Justin Turner, jogador dos Los Angeles Dodgers que perdeu a World Series para os Astros em 2017, foi um dos primeiros a mostrar-se incrédulo com a decisão da MLB de não castigar os jogadores. “Agora toda a gente que fizer batota para ganhar a World Series pode viver com isso sem problemas. Pode pensar: ‘Oh, é na boa, só aqueles dois tipos é que ficaram desempregados. Eu ainda posso dizer que sou campeão para o resto da minha vida’. Acho que ninguém sabe os fatos. Acho que toda a gente quer ouvir todos os factos. E acho que a MLB não fez um bom trabalho ao revelar todos os factos. Acho que há muita coisa que ainda não sabemos”, disse o jogador de 35 anos.

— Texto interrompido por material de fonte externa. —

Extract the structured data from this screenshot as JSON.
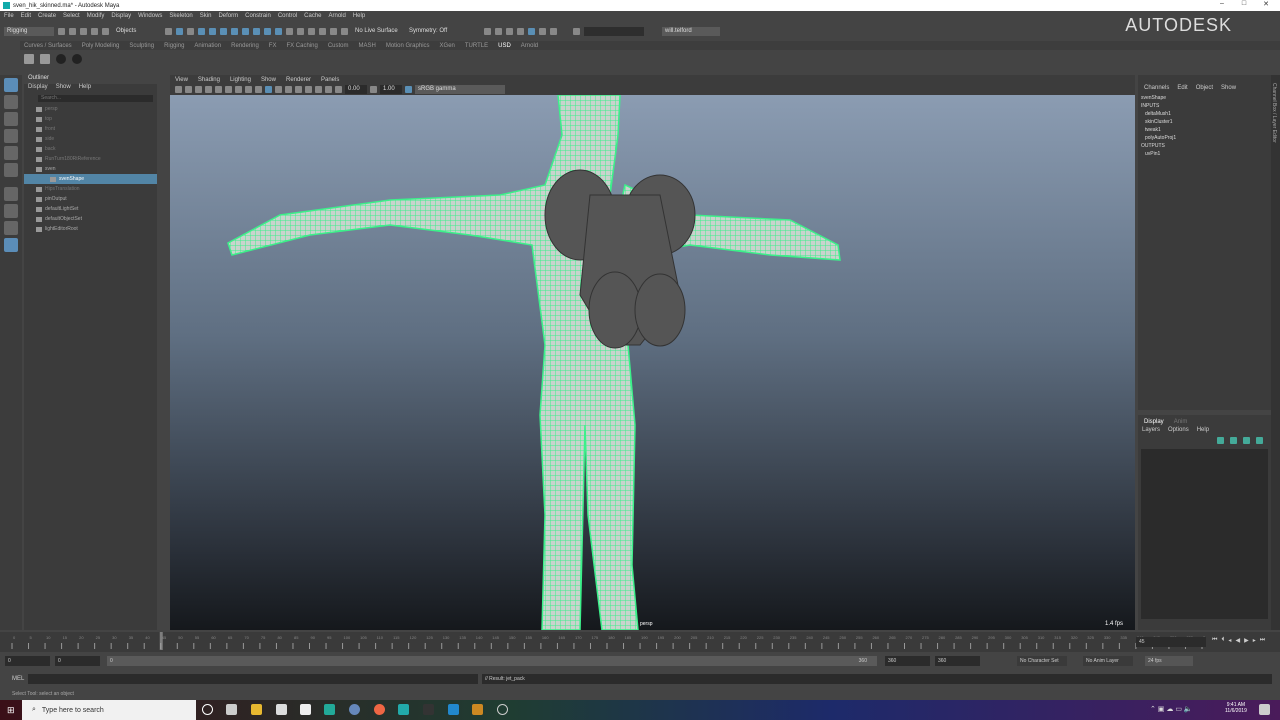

Também Mike Trout, considerado o melhor jogador de basebol da atualidade, defendeu que o episódio “é triste para a modalidade”. “É difícil. Eles fizeram batota. Não concordo com os castigos, com o facto de os jogadores não terem tido nada. Foi uma coisa liderada pelos jogadores (…) Muitos de nós perdemos respeito por alguns deles”, disse o jogador dos Los Angeles Angels.